Submitted: June 5, 2007. Accepted:July 26, 2007

References

1. FDA, Guide to Inspections of Validation of Cleaning Processes, Division of Investigations, Office of Regional Operations, Office of Regulatory Affairs (Rockville, MD), July 1993.

2. G.L. Fourman and M.V. Mullen, "Determining Cleaning Validation Acceptance Limits for Pharmaceutical Manufacturing Operations," Pharm. Technol. 17 (4), 54–60 (1993).

3. D.A. LeBlanc, "Establishing Scientifically Justified Acceptance Criteria for Cleaning Validation of Finished Drug Products," Pharm. Technol. 22 (10), 136–148 (1998).

4. R.J. Forsyth and D.V.Haynes, "Cleaning Validation in a Pharmaceutical Research Facility," Pharm. Technol. 22 (9), 104–112, (1998).

5. J. Agalloco, "Points to Consider in the Validation of Equipment Cleaning Procedures," J. Paren. Sci. Technol. 46 (5), 163–168 (1992).

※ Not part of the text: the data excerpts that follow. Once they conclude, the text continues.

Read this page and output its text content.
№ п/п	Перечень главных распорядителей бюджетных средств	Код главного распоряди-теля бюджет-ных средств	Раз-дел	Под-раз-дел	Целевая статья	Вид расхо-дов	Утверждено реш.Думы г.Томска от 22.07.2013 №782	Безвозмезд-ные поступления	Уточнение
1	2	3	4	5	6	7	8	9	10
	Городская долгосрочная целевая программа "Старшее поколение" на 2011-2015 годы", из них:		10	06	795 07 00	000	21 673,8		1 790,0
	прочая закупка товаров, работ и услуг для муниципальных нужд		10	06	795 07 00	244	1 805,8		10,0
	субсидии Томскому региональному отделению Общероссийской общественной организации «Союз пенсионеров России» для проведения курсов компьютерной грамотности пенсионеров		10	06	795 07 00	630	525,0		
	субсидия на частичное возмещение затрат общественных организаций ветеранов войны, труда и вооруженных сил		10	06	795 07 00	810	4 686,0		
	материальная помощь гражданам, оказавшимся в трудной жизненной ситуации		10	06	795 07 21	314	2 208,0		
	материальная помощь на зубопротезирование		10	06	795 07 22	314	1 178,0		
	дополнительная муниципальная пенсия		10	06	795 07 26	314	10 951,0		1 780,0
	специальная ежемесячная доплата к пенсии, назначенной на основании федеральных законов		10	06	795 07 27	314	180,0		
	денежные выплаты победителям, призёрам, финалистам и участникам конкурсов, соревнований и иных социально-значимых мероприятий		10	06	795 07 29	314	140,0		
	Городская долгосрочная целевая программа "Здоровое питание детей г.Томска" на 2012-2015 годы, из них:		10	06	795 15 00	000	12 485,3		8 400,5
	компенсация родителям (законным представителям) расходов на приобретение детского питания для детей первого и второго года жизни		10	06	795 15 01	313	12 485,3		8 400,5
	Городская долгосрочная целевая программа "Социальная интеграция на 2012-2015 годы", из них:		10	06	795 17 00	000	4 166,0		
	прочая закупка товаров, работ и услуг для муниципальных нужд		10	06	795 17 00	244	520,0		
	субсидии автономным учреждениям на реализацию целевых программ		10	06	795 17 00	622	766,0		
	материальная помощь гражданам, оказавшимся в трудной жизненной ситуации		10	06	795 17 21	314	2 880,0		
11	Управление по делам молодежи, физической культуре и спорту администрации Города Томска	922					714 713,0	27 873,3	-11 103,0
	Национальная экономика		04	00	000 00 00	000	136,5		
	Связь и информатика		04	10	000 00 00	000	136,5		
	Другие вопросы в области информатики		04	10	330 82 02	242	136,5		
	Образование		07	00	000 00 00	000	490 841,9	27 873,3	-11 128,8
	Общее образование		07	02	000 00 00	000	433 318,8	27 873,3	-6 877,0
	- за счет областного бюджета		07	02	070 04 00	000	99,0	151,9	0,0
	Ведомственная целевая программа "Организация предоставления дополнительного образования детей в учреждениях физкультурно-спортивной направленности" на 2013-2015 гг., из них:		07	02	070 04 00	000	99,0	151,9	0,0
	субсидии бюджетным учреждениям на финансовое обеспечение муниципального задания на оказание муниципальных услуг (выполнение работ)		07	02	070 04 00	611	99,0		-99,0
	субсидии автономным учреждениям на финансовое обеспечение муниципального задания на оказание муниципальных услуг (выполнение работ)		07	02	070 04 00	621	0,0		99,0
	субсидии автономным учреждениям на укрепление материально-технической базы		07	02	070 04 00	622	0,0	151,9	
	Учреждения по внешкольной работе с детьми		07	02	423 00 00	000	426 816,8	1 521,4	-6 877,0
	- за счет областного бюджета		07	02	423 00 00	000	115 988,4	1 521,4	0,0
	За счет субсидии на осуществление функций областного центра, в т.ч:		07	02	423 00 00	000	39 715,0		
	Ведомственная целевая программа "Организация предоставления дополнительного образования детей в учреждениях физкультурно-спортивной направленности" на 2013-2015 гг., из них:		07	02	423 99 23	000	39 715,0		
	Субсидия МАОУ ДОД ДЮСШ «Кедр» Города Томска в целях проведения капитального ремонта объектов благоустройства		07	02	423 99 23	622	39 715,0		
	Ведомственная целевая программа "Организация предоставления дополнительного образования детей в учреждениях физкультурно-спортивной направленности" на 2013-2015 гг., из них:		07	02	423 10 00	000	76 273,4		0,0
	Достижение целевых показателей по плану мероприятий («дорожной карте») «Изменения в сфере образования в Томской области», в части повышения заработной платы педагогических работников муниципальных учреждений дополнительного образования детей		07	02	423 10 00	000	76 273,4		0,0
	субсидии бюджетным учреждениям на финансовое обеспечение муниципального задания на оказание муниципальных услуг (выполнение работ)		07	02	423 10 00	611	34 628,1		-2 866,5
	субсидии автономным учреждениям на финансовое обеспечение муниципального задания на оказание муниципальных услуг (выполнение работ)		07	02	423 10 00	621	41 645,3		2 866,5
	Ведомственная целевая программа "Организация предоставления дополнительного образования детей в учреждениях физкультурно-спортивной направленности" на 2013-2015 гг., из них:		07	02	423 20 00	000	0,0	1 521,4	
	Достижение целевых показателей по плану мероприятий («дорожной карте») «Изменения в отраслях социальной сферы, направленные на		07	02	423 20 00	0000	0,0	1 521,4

6. C.C. Long and A.Y. Finlay, "The Finger-Tip Unit–A New Practical Measure," Clin. and Experim. Dermatol. 16 (6), 444–447 (1991).

7. European Commission Health and Consumer Protection Directorate-General, The SCCP's Notes of Guidance for the Testing of Cosmetic Ingredients and their Safety Evaluation, 6th revision, adopted by the SCCNFP during the 10th plenary meeting Dec. 19, 2006.

8. D.B. Layton et al., "Deriving Allowable Daily Intakes for Systemic Toxicants Lacking Chronic Toxicity Data," Regul. Toxicol. and Pharmacol. 7, 96–112 (1987).